No one surgery is better than the other, what works for one may not work for another. T-Rebel
August is a couple months away. Patience grasshopper. It will happen - sooner than you think.
Hala. RNY 5/14/2008; Happy At Goal =HAG
"I can eat or do anything I want to - as long as I am willing to deal with the consequences"
"Failure is not falling down, It is not getting up once you fell... So pick yourself up, dust yourself off, and start all over again...."
I understand u totally. I was just approved today for surgery July 10 and a great burden has been lifted off my shoulders. After being denied last year after having a date set for March of 13, I felt deflated a well. Let your health be your motivation to keep fighting. Before you know it your date will be here and this post all be a thing of the past. Good luck on your journey!
Keep your head up and keep charging ahead. I know it sux to have your surgery rescheduled, but thankfully you only got a little over a month to wait. Trust me time will fly by and your surgery will be here in no time. You just got to remember that your doing this for your health so you can live longer and a better quality of life. Waiting a month may seem like eternity but for the outcome your gonna get, its WELL WORTH the little wait. Take this month to keep practicing for your life after surgery, such as sipping water all day, eating small meals, high protein and low card and sugar meals, cut the snacking out. If you practice now it will be A LOT easier afterwards!

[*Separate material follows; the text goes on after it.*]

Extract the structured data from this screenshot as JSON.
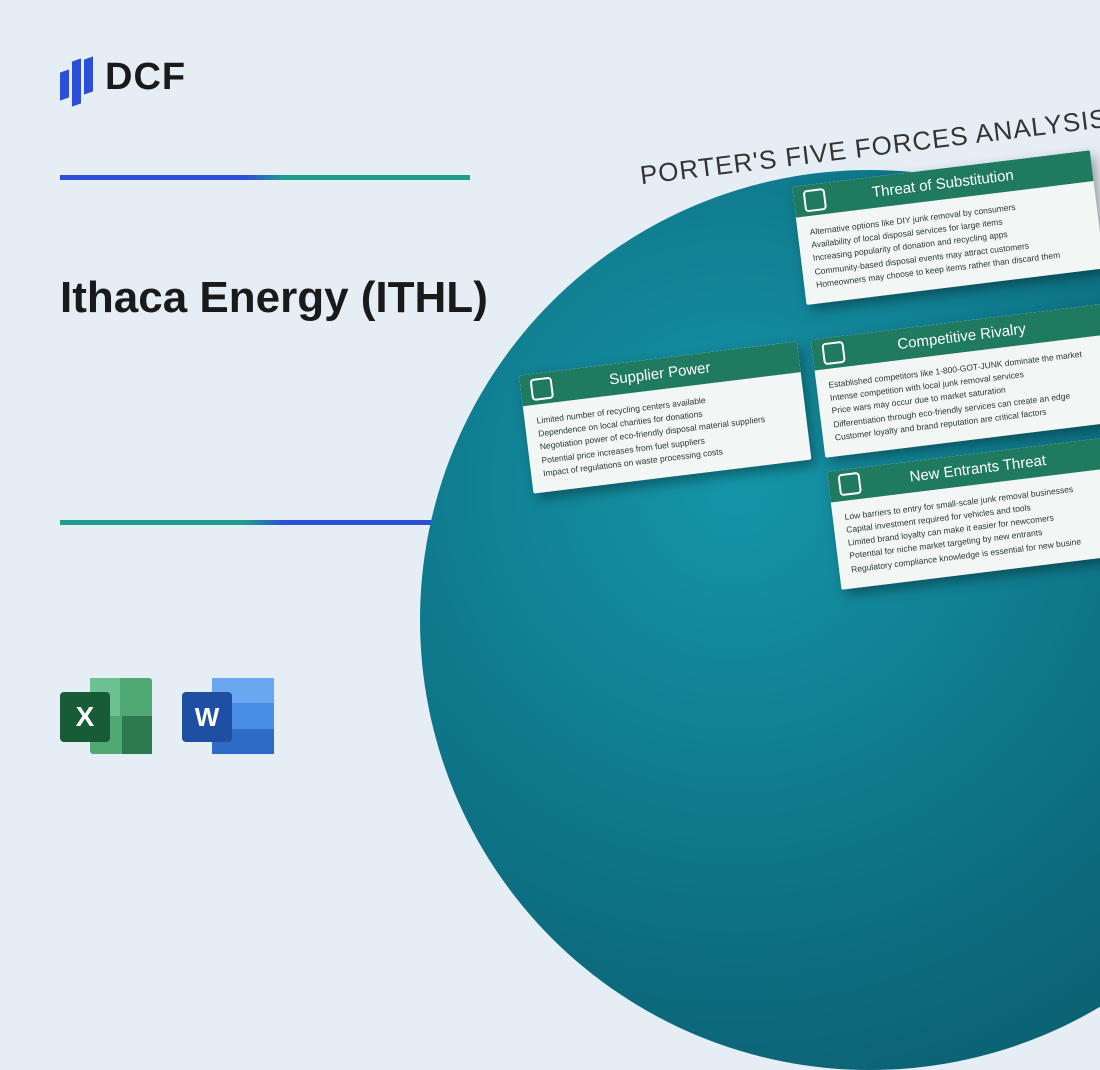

Oh how I feel your pain. I TOO have been there. I did everything the doctors asked and thought I was all clear only to find out I have sleep apnea. Ok...so I have to have ANOTHER sleep study (titration) and ANOTHER doctor appointment then I have to be on the c-PAP machine for an extended period of time. Ugh...the whole process was so frustrating. However, I tried to keep in mind I did not get this way (obese) overnight, it took years....
I am happy to report that I am now scheduled for a July 21st surgery. It will all work out the way it is supposed to - nothing we can do or say can change it. Try and keep looking forward to the BIGGER picture...a LESSER you! Best of luck to you!
I know any delay is frustrating, but---seriously, if a setback of only a month is really enough to make you think seriously want to "drop out of the program all together and stay fat", then maybe you're not emotionally ready for this. Believe me, there will be a LOT of things far more difficult and frustrating after surgery.